Die auf den „Pixeln“ gezeigten Videos sind verschiedene Kamerafahrten durch Landschaften oder Detailaufnahmen, die mit unterschiedlicher Geschwindigkeit und Schärfegrad gefilmt wurden. „Je unschärfer das Bild beispielsweise umso weicher, pulsierender das Licht in der Installation, je schärfer, desto hektischer“, erklärt die Künstlerin im Interview mit der Kuratorin Eva Fischer-Hausdorf. [1]
„Mir ist wichtig, dass Technik und Natur nicht als Gegenpol verstanden wird, sondern als Einheit. […] Ich möchte, dass Technik warm wirkt und auch den Respekt vor Technik ein bisschen wegnehmen.“ [1]
Pipilotti Rist
Eindrücke im flackernden Pixelwald
Anders als bei klassischen Video-Installationen gibt es im immersiven „Pixelwald Wisera“ keinen vorgegebenen Standpunkt, von dem aus man das Ganze betrachten sollte. Stattdessen wird man selbst Teil des Kunstwerks: Besuchende sind dazu eingeladen, sich durch das Licht wie durch ein lebendiges Bild zu bewegen. Dabei verändern sich die Eindrücke ständig, je nachdem wo man steht, wohin man schaut oder wie nah man den Lichtobjekten kommt. Nach nur kurzer Aufenthaltsdauer verliert man dabei völlig das Gefühl für den Raum und auch die Zeitdauer, die man hier verbringt.
Das Besondere an Pipilotti Rists Installation ist, dass die aus geschmolzenem thermoplastischen Granulat handgefertigten Leuchtobjekte darin nicht einfach nur die Farbe wechseln und blinken. Die kristallartigen Gebilde zeigen Fragmente eines Videos, das in Bewegung und Farbe auf vier verschiedene Musikstücke abgestimmt ist. Diese Musik erfüllt den Raum auf unterschiedliche Weise: mal ruhig und meditativ, mal voller Energie. Das Bild im Raum ist dabei so stark abstrahiert, dass man es nicht als Ganzes erkennen kann. Doch genau das ist von der Künstlerin so gewollt, denn es geht nicht um eine Geschichte, die man verstehen soll, sondern um das Gefühl, das beim Eintauchen entsteht.
Zudem ist der Künstlerin die Begegnung der Menschen in ihrer Installation wichtig, wie sie im Gespräch mit Kuratorin Eva Fischer-Hausdorf betont: Für Rist sind die Besuchenden im „Pixelwald“ die eigentlichen Akteure; die Dunkelheit der Installation soll ihnen dabei helfen, weniger Hemmungen zu haben, miteinander ins Gespräch zu kommen. Ihr Traum ist es, so Rist, dass im Pixelwald neue Freundschaften entstehen.
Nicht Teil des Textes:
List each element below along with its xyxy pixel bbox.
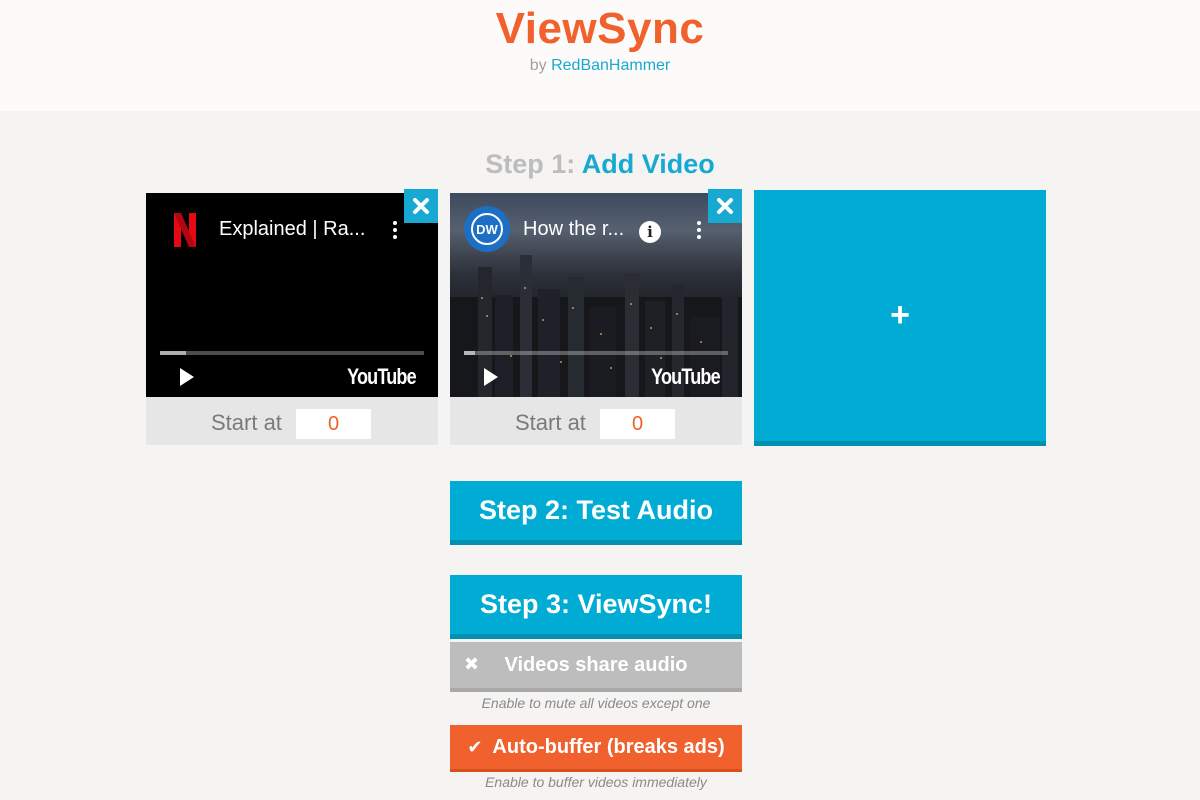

„Ich will den Menschen keine strikte Anweisung geben, wie sie sich bewegen, aber mein Wunsch wäre, dass sie sich gegenseitig wahrnehmen im Lichte der Pixel.“ [1]
Pipilotti Rist
Ein Erlebnis für die Sinne
Pipilotti Rists Arbeiten sind bekannt für ihre besondere Wirkung: Sie sind oft verspielt, manchmal überraschend. Der „Pixelwald“ in der Kunsthalle Bremen gehört zu einer Serie von Installationen, die die Künstlerin seit 2016 entwickelt. In ihnen löst sie das klassische Videobild auf und bringt es als leuchtende, bewegliche Skulptur in den Raum. Dabei entstehen Kunstwerke, die sowohl technisch raffiniert als auch emotional berührend sind. So wird auch im „Pixelwald Wisera“ das Videobild zu einem körperlichen Erlebnis. Es geht nicht nur darum, etwas zu sehen, sondern darum, mittendrin zu sein: ein immersives Erlebnis, das sich ein bisschen so anfühlen soll, als würde man sich durch ein Gehirn bewegen. Tatsächlich erinnern die an Fäden hängenden leuchtenden „Pixel“ in der Installation an Synapsen, also an die Verbindungen zwischen Nervenzellen, oder an die Muster, die man sieht, wenn man die Augen schließt: bunte, fließende Formen, die sich ständig verändern.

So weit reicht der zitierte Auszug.